Wenn dann die Arbeitgeber eine (um ein Jahr verzögerte) Angleichung anbieten, sehen viele Kolleg*innen die Forderung als erfüllt und die Streikbereitschaft sinkt. Wenn man sich stärker auf die beschlossenen eigentlichen Forderungen konzentriert hätte, statt von Anfang an die Erwartungen zu senken, hätten ver.di und GEW vielleicht mehr erreicht.
Die ewigen 3000 Euro
Die Inflationsausgleichsprämie kommt in praktisch jedem Tarifabschluss seit ihrer Einführung durch die Bundesregierung 2022 vor.
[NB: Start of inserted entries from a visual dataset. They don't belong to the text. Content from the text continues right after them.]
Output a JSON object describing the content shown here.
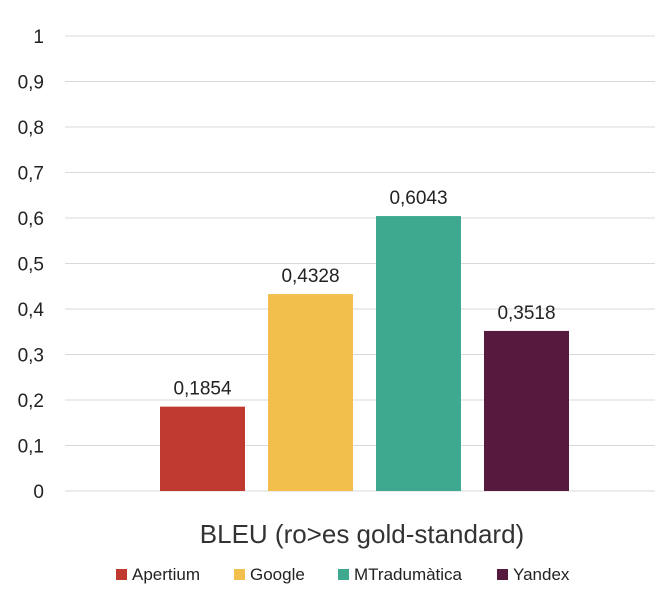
{
  "chart_data": {
    "type": "bar",
    "categories": [
      "Apertium",
      "Google",
      "MTradumàtica",
      "Yandex"
    ],
    "values": [
      0.1854,
      0.4328,
      0.6043,
      0.3518
    ],
    "value_labels": [
      "0,1854",
      "0,4328",
      "0,6043",
      "0,3518"
    ],
    "colors": [
      "#c0392f",
      "#f2be4c",
      "#3fa98f",
      "#571a3f"
    ],
    "xlabel": "BLEU (ro>es gold-standard)",
    "ylabel": "",
    "ylim": [
      0,
      1
    ],
    "yticks": [
      0,
      0.1,
      0.2,
      0.3,
      0.4,
      0.5,
      0.6,
      0.7,
      0.8,
      0.9,
      1
    ],
    "ytick_labels": [
      "0",
      "0,1",
      "0,2",
      "0,3",
      "0,4",
      "0,5",
      "0,6",
      "0,7",
      "0,8",
      "0,9",
      "1"
    ],
    "grid": true,
    "legend": {
      "placement": "bottom",
      "entries": [
        "Apertium",
        "Google",
        "MTradumàtica",
        "Yandex"
      ]
    }
  }
}
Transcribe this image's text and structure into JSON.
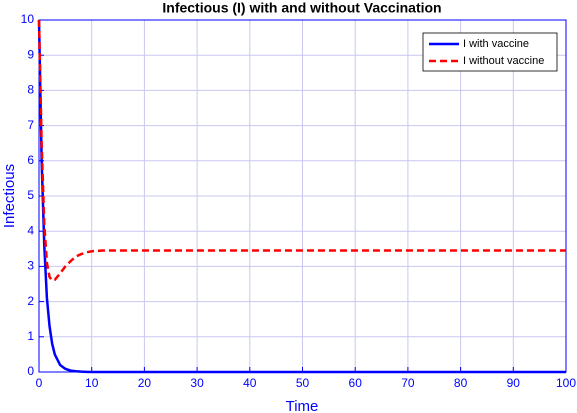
{
  "chart_data": {
    "type": "line",
    "title": "Infectious (I) with and without Vaccination",
    "xlabel": "Time",
    "ylabel": "Infectious",
    "x": [
      0,
      0.5,
      1,
      1.5,
      2,
      2.5,
      3,
      4,
      5,
      6,
      7,
      8,
      9,
      10,
      12,
      15,
      20,
      30,
      40,
      50,
      60,
      70,
      80,
      90,
      100
    ],
    "series": [
      {
        "name": "I with vaccine",
        "color": "#0000ff",
        "dash": "solid",
        "values": [
          10,
          6,
          3.6,
          2.1,
          1.3,
          0.8,
          0.5,
          0.2,
          0.09,
          0.04,
          0.02,
          0.01,
          0.005,
          0,
          0,
          0,
          0,
          0,
          0,
          0,
          0,
          0,
          0,
          0,
          0
        ]
      },
      {
        "name": "I without vaccine",
        "color": "#ff0000",
        "dash": "dashed",
        "values": [
          10,
          6.5,
          4.2,
          3.1,
          2.7,
          2.6,
          2.62,
          2.8,
          3.0,
          3.15,
          3.28,
          3.35,
          3.4,
          3.43,
          3.45,
          3.45,
          3.45,
          3.45,
          3.45,
          3.45,
          3.45,
          3.45,
          3.45,
          3.45,
          3.45
        ]
      }
    ],
    "xlim": [
      0,
      100
    ],
    "ylim": [
      0,
      10
    ],
    "xticks": [
      0,
      10,
      20,
      30,
      40,
      50,
      60,
      70,
      80,
      90,
      100
    ],
    "yticks": [
      0,
      1,
      2,
      3,
      4,
      5,
      6,
      7,
      8,
      9,
      10
    ],
    "grid": true,
    "legend": "upper right"
  }
}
In den Gewerkschaften gibt es daran zu Recht viel Kritik, weil die 3000-Euro-Prämie nicht tabellenwirksam ist und damit nicht zur langfristigen Entwicklung der Löhne beiträgt und andererseits die Arbeitgeber dafür keine Sozialabgaben zahlen, so dass sie auch keine Auswirkungen auf die spätere Rente der Beschäftigten hat. Daher betrachten DGB-Gewerkschafter*innen die Einmalzahlung allenfalls als nettes Extra, aber nicht als Ersatz für tabellenwirksame Erhöhungen. Bei der Kommunikation des Abschlusses an die Gewerkschaftsmitglieder ließ der ver.di-Vorsitzende Frank Werneke diese Kritik fallen und behauptete, die „Inflationsprämie“ sei alternativlos. „Würden wir darauf verzichten hätten wir nicht einen Prozentpunkt mehr, sondern eine zu versteuernde Einmalzahlung.“, erklärte er in einem Livestream im Anschluss an die letzte Verhandlungsrunde – eine seltsame Logik, mit der man Verzicht auf quasi jede gewerkschaftliche Forderung begründen könnte.